I just wanted to pick up on that briefly; If, for example, you set up ssh insecurely (with insecure passwords, allowing root login, not doing anything else to prohibit 'bad' logins) you will have allowed anyone to log in as root access with only a moderate level of difficulty. In that circumstance. the person who logged in could do anything, including installing whatever bad program that they wanted to.
So, if you got that wrong, there is no way that your system could be secure. There is no OS that could overcome that level of bad config, so, if you are going to configure your OS and critical apps badly, it will be vulnerable. (Sort of goes along with Noway's point 7, although competent admins are important too.)
Linux, and the other Unix and like OS have all been under attack for decades. Each day a very serious hole is discovered in code from the OS to the Apps. Apps tend to be the largest security issue.

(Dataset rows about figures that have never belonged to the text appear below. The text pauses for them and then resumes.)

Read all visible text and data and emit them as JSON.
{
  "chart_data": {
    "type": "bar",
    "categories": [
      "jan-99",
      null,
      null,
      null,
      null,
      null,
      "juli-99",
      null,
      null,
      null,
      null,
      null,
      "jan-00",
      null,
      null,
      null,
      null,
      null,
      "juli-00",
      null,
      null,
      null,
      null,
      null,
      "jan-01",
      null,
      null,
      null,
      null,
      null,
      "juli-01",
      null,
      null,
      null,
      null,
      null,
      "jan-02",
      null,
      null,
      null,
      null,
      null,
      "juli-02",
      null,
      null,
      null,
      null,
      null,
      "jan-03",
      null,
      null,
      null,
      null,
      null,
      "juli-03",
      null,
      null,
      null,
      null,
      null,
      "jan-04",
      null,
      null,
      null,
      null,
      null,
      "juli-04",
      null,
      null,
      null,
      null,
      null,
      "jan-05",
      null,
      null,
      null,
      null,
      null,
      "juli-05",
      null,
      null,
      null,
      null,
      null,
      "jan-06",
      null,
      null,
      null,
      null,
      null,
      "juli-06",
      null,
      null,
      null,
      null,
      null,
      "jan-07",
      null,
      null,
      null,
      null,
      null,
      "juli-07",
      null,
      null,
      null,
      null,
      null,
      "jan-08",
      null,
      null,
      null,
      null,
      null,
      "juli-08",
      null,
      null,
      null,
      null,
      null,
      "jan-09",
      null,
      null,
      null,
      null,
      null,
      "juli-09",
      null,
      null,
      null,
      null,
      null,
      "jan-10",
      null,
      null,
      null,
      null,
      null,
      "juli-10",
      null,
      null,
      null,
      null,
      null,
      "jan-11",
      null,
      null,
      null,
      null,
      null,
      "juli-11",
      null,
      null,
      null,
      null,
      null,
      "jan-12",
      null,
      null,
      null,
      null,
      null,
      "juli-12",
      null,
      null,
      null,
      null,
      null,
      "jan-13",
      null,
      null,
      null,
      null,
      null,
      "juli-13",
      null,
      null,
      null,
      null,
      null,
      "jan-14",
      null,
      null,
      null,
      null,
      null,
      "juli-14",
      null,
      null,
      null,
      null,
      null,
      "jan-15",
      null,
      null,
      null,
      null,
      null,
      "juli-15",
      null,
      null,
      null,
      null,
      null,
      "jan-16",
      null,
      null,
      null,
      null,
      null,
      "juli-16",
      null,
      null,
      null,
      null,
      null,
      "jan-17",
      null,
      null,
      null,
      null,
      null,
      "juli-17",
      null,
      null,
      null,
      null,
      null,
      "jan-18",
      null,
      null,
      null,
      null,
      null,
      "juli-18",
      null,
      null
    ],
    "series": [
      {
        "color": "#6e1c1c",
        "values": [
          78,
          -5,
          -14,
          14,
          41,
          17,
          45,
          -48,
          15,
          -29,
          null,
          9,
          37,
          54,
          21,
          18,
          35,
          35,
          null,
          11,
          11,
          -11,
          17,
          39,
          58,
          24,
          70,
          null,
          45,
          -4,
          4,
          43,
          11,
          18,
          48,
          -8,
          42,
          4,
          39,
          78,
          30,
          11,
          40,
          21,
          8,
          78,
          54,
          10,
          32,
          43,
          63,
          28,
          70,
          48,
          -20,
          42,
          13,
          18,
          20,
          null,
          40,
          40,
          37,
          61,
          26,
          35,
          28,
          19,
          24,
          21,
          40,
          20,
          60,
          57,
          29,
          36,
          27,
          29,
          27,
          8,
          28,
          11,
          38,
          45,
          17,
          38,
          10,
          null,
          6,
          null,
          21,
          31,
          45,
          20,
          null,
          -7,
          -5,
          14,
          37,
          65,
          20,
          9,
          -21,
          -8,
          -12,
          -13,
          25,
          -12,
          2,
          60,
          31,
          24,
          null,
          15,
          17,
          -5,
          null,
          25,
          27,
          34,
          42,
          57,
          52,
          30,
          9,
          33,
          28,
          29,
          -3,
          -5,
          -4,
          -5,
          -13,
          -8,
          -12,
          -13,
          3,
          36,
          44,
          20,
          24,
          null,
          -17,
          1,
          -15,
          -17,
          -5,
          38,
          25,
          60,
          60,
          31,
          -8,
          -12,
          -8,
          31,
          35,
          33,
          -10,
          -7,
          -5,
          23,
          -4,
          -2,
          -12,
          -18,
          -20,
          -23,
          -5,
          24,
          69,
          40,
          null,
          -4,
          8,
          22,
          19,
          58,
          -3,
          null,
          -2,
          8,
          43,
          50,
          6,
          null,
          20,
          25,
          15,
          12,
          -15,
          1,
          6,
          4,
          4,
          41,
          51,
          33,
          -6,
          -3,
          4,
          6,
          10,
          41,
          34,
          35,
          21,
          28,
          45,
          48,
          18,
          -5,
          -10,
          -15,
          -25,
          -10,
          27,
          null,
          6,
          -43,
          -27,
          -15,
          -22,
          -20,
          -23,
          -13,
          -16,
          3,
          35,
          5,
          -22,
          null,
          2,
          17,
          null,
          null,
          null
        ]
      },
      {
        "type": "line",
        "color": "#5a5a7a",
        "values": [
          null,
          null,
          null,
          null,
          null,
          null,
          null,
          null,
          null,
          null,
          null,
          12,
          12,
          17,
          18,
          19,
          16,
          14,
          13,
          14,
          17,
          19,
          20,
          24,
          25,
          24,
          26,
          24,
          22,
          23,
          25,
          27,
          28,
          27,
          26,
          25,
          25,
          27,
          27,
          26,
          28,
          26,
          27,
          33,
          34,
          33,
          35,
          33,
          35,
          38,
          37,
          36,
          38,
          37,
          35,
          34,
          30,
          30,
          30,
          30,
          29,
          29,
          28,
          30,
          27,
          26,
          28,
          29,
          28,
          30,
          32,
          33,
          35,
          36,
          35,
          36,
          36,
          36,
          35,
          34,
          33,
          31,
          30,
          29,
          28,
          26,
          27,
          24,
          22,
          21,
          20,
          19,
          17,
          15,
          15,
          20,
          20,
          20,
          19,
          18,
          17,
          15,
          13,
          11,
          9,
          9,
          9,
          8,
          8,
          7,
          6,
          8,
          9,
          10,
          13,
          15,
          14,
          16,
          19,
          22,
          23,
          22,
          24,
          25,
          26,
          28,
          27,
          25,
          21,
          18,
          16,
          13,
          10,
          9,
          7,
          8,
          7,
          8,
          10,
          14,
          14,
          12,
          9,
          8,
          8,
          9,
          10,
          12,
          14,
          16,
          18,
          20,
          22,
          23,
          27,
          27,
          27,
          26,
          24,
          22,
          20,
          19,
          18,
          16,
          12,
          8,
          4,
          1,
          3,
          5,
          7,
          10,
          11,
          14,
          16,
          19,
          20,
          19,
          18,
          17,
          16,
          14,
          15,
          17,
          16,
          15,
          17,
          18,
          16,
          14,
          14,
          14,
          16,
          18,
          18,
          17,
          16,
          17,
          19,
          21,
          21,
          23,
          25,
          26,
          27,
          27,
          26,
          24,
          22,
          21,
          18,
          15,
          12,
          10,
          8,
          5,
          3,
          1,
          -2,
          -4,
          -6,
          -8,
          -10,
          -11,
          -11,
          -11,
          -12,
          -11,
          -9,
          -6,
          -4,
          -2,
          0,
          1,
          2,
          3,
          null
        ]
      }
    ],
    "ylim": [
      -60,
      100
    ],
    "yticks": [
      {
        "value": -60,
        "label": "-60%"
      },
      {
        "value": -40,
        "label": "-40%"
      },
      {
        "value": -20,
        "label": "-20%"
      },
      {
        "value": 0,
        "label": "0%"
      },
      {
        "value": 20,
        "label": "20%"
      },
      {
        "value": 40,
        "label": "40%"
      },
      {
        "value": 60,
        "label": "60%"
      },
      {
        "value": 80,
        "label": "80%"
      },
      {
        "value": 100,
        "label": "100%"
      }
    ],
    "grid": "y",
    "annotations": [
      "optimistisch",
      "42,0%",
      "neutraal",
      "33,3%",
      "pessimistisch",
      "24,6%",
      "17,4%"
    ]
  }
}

You may be shocked to find that most major break in's to data are not just limited to MS products. Not sure there is any OS connected to the web that is secure by default or can't be hacked.
People (bad people) tend to target industrial or commercial Os's for a reason as opposed to the reasons they attack home users. Kind of like the difference between a jewel thief and a mugger. Both have their ways to attack victims.
Netbsd has claimed to be the least holes I believe but that assumes almost no applications running.
Assume that your data can be compromised because it can.
The biggest vulnerability in any computer system scenario has two ears.
Windows very-wrongly gets nailed for security problems because, quite inexplicably to me, its very fine and well thought out role-based security model is completely turned off for millions of "Home Edition" users. But, don't blame Windows for that. And above all, don't suppose that any computer system or type of computer system is somehow "protected from" exploitation by a clever and determined human.
But I suggest also that you stop using the expression, "virus," which is clearly intended to invoke notions of biology ... of something that will "infect" that biological organism unless its "immune system" (helpfully and continually bought from your favorite 'security' firm...) constantly protects it. These analogies are not appropriate.
Last edited by sundialsvcs; 09-19-2012 at 04:04 PM.